In quale modo bisogna custodire il giardino di Eden?

“Papa Francesco ama spesso contrapporre  due atteggiamenti  etici:  quello  della  cura e  quello dello scarto. Custodire la creazione significa assumere la cura come gesto di responsabilità verso la creazione e verso gli altri. La cura è atto positivo, attivo e contesta la tentazione di chi intende dare all’uomo un ruolo di semplice spettatore davanti al mondo.

Anzi, c’è persino chi ritiene che l’uomo debba ritrarsi, perché la sua presenza è nociva. Questa prospettiva è errata. Il problema non è se l’uomo possa o debba fare qualcosa. La questione invece è antropologica, di modello di umanità. L’uomo «despota», arrogante, violento e inquinatore, è pericoloso. Genera la cultura dello scarto. Si rafforza con la mentalità dell’ ‘usa e getta’: mette a tutto una data di scadenza e non riesce a gestire il ‘fine vita’ delle cose.

Il problema è che questa mentalità strumentale, che riduce tutto a oggetto, si è trasferita dalle cose alle persone. Così si finisce per ricacciare lontano chi è più povero o fragile. Alcuni ragionamenti recenti sull’immunità di gregge, le proposte di una sanità legata all’assicurazione, la chiusura dei porti ai migranti, l’eutanasia per chi soffre… sono facce di una stessa medaglia. E’ l’impero della cultura dello scarto”.

Quale significato assumono in questo tempo di coronavirus la solidarietà e la capacità di ‘fare squadra’?

“La solidarietà è l’unica risposta possibile. Significa prendersi carico delle persone per quello che sono, a partire dalle più fragili. Devono sentirsi parte di un progetto di comunità. Nessuno si salva da solo, a dispetto della predicazione più individualistica che ci ha tempestato per anni. Stiamo attenti, però, che quello che invochiamo per noi non debba poi valere anche per gli altri. Con che faccia chi ha seminato sovranismo e nazionalismo può presentarsi a chiedere solidarietà in Europa? Un minimo di coerenza, suvvia! Chi semina vento, raccoglie tempesta”.

Nel cammino verso la Settimana Sociale di Taranto a quali sfide è chiamato il mondo del lavoro?

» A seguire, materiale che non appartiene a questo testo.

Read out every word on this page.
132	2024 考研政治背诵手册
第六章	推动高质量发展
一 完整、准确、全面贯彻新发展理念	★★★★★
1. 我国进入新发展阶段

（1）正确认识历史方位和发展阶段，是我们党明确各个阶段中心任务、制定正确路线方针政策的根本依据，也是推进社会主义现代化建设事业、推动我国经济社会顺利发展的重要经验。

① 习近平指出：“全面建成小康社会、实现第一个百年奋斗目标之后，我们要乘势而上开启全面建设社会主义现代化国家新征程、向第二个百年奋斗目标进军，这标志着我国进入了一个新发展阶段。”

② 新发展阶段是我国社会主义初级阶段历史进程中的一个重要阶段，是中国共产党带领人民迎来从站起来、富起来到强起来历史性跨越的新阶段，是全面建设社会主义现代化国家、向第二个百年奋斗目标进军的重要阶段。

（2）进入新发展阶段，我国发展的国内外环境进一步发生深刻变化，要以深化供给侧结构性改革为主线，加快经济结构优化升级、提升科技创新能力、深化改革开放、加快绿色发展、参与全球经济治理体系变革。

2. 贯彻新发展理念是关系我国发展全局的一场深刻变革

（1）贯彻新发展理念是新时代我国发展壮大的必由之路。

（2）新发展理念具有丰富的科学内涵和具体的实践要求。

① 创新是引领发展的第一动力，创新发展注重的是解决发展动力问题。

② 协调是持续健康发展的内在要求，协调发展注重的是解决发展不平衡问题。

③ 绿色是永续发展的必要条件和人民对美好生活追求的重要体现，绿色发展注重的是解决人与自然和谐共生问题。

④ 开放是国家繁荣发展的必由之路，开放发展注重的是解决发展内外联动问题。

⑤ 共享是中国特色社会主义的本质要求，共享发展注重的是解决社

​“La Settimana Sociale di Taranto sarà il primo grande evento ecclesiale italiano dopo la pandemia. Proprio per questo risulta difficile prevedere quali sfide dovrà affrontare. Di sicuro dovrà mettere al centro una riflessione sulla sostenibilità economica, sul lavoro e le nuove povertà, sul rapporto tra economia e salute… Molte cose stanno cambiando in pochissimo tempo e l’agenda è tutta da costruire. Serve discernimento e profezia. Cose non scontate anche per la Chiesa! Per fortuna possiamo contare sulla guida sicura di papa Francesco…”.